Newswise — As the COVID-19 pandemic swept around the world early this year, shortages of protective equipment such as N95 masks left healthcare workers little choice but to reuse the masks they had – increasing the risk of infection for both them and their patients.

Now, researchers at the Department of Energy’s SLAC National Accelerator Laboratory, Stanford University and the University of Texas Medical Branch may have a solution: Using a combination of moderate heat and high relative humidity, the team was able to disinfect N95 mask materials without hampering their ability to filter out viruses. 

What’s more, it should not be too difficult to turn the new results into an automated system hospitals could use in short order – because the process is so simple, it might take just a few months to design and test a device.

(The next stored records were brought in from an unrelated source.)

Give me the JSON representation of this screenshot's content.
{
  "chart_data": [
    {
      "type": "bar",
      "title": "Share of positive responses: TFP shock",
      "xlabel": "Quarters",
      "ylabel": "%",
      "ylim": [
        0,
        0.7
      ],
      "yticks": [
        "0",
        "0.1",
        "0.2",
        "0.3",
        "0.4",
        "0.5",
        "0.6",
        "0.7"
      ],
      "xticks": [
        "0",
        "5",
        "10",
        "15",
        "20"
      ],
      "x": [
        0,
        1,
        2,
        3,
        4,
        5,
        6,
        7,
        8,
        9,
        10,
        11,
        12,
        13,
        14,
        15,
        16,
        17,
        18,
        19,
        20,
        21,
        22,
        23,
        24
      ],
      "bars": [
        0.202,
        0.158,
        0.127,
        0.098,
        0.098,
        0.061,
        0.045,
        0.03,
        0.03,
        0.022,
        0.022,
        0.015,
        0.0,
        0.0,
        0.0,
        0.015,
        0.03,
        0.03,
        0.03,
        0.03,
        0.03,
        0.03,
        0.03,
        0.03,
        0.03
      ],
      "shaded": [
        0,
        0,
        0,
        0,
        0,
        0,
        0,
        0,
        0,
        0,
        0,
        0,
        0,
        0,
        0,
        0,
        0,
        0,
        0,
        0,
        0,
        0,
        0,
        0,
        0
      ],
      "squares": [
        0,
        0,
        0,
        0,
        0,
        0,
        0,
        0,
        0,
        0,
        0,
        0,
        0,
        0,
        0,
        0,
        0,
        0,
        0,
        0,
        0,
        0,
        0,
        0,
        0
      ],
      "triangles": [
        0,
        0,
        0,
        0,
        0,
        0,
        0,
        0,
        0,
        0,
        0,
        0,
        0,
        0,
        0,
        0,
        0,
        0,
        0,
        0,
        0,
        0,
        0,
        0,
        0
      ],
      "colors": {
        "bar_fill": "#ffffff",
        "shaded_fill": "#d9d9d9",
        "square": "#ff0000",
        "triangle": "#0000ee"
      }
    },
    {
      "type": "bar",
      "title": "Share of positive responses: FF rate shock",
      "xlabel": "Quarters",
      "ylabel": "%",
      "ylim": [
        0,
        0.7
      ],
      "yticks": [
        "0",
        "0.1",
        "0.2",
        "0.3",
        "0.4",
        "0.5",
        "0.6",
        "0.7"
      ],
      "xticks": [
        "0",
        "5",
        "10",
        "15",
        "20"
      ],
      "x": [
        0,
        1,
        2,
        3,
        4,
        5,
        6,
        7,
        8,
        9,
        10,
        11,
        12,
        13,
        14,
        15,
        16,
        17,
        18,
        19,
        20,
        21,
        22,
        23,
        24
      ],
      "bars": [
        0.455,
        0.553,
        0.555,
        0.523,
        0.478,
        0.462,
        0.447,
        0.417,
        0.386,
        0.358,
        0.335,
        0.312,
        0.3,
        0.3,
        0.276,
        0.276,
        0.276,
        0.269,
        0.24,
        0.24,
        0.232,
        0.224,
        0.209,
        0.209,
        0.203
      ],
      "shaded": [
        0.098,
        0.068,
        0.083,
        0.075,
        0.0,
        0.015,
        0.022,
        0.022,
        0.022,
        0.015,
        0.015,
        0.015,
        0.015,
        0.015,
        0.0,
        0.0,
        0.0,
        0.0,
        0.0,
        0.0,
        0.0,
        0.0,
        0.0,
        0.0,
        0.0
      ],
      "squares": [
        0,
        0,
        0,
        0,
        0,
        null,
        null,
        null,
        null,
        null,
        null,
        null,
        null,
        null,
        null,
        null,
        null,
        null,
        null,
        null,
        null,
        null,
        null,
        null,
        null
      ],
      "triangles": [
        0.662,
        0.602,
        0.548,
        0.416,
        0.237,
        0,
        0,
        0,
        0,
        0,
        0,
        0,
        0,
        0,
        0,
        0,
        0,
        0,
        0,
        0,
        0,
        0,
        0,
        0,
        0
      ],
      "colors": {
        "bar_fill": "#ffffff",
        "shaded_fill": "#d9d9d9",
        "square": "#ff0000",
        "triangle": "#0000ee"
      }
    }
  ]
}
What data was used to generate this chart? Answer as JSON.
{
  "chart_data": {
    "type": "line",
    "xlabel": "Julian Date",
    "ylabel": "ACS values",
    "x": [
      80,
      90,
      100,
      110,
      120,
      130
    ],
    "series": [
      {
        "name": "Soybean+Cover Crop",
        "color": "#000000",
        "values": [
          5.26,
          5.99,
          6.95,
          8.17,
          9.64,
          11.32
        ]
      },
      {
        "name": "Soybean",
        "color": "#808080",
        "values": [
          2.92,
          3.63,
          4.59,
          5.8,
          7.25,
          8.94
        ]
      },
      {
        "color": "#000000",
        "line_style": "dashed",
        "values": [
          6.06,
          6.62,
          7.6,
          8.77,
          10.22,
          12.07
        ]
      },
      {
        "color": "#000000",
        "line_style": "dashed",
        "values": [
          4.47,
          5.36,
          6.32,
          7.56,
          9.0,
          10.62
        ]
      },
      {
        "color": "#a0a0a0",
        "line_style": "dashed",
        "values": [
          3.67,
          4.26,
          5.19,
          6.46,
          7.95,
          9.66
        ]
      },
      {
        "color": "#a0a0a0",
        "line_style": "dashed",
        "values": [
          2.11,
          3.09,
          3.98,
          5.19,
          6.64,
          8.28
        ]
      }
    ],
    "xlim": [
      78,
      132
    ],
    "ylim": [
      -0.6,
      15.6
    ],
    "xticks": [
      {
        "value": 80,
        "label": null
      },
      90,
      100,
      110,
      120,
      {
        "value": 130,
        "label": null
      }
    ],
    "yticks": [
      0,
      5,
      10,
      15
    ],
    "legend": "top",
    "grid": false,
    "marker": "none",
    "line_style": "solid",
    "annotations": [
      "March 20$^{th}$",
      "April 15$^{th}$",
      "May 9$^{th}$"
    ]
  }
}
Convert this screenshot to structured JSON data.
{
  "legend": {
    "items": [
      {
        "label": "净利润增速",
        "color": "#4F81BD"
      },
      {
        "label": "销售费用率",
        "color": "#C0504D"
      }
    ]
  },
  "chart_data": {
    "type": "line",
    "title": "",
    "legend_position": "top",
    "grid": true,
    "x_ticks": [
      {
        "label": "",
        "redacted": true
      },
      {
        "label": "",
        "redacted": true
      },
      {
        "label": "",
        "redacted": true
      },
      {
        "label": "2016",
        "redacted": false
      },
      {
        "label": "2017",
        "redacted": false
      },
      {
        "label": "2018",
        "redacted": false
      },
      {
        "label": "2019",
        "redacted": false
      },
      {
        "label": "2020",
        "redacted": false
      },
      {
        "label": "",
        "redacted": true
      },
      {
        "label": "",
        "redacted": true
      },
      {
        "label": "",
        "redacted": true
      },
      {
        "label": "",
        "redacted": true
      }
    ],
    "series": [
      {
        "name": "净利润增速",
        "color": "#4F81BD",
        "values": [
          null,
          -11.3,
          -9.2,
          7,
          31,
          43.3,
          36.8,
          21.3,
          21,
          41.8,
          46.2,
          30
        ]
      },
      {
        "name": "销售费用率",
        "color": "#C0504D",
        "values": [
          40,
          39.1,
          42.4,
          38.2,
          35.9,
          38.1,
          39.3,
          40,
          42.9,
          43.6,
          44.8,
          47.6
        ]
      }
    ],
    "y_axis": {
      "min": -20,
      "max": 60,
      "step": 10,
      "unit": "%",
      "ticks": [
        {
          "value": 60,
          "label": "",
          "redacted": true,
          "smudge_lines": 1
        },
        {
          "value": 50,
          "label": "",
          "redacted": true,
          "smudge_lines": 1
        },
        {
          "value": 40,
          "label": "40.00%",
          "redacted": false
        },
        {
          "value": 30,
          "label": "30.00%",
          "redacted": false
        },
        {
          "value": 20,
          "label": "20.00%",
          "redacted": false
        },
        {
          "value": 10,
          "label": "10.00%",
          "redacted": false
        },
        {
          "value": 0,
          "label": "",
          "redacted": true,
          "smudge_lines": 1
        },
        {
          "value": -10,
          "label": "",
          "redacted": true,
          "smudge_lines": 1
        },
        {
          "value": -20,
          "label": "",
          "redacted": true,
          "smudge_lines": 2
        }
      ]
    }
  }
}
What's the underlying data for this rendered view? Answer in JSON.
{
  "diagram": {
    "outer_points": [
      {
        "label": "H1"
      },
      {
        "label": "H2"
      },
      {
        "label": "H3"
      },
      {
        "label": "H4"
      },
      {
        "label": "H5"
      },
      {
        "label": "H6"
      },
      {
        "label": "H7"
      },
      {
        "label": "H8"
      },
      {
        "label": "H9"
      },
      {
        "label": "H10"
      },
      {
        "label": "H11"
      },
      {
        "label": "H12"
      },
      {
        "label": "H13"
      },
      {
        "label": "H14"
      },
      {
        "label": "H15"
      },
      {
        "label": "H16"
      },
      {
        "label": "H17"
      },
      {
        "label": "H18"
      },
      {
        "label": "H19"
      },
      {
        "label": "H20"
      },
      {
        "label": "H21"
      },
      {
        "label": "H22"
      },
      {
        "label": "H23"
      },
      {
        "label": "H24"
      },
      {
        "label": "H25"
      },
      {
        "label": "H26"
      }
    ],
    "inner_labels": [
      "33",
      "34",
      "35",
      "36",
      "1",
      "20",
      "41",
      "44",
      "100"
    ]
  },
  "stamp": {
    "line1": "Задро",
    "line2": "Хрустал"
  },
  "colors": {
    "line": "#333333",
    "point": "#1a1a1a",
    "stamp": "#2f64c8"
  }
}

“This is really an issue, so if you can find a way to recycle the masks a few dozen times, the shortage goes way down,” said Stanford physicist Steven Chu, a senior author on the new paper. “You can imagine each doctor or nurse having their own personal collection of up to a dozen masks. The ability to decontaminate several of these masks while they are having a coffee break will lessen the chance that masks contaminated with COVID viruses would expose other patients.” 

The team reported their results September 25th in the journal ACS Nano.

Facing a shortage of the masks early this year, researchers considered a number of ways to disinfect them for reuse, including ultraviolet light, hydrogen peroxide vapors, autoclaves and chemical disinfectants. The problem is that many of those methods degrade N95 masks’ filtering abilities, so that at most they could be reused a few times.

In the new study, Chu, University of Texas Medical Branch virologist Scott Weaver and Stanford/SLAC professors Yi Cui and Wah Chiu and colleagues focused their attention on a combination of heat and humidity to try to decontaminate masks.  

Working at the World Reference Center for Emerging Viruses and Arboviruses, which has biosafety measures in place for working with the most contagious viruses, the team first mixed up batches of SARS-CoV-2 virus in liquids designed to mimic the fluids that might spray out of our mouths when we cough, sneeze, sing or simply breathe. They next sprayed droplets of the brew on a piece of meltblown fabric, a material used in most N95 masks, and let it dry. 

Finally, they heated their samples at temperatures ranging from 25 to 95 degrees Celsius for up to 30 minutes with relative humidity up to 100 percent.

Higher humidity and heat substantially reduced the amount of virus the team could detect on the mask, although they had to be careful not to go too hot, which additional tests revealed could lower the material’s ability to filter out virus-carrying droplets. The sweet spot appeared to be 85 degrees Celsius with 100 percent relatively humidity – the team could find no trace of SARS-CoV-2 after cooking the masks under those conditions. 

Additional results indicate masks could be decontaminated and reused upwards of 20 times and that the process works on at least two other viruses – a human coronavirus that causes the common cold and the chikungunya virus. 

Weaver said that although the results are not especially surprising – researchers have known for a long time that heat and humidity are good ways to inactivate viruses – there hadn’t been an urgent need for a detailed quantitative analysis of something like mask decontamination until now. The new data, he said, “provide some quantitative guidance for the future.”

And even after the coronavirus pandemic is over, there are likely benefits, in part because of the method’s application beyond SARS-CoV-2 to other viruses, and because of the economic and environmental benefits of reusing masks. “It’s good all around,” Cui said. 

The research was supported by the DOE Office of Science through the National Virtual Biotechnology Laboratory, a consortium of DOE national laboratories focused on response to COVID-19, with funding provided by the Coronavirus CARES Act and by World Reference Center for Emerging Viruses and Arboviruses, funded by the National Institutes of Health.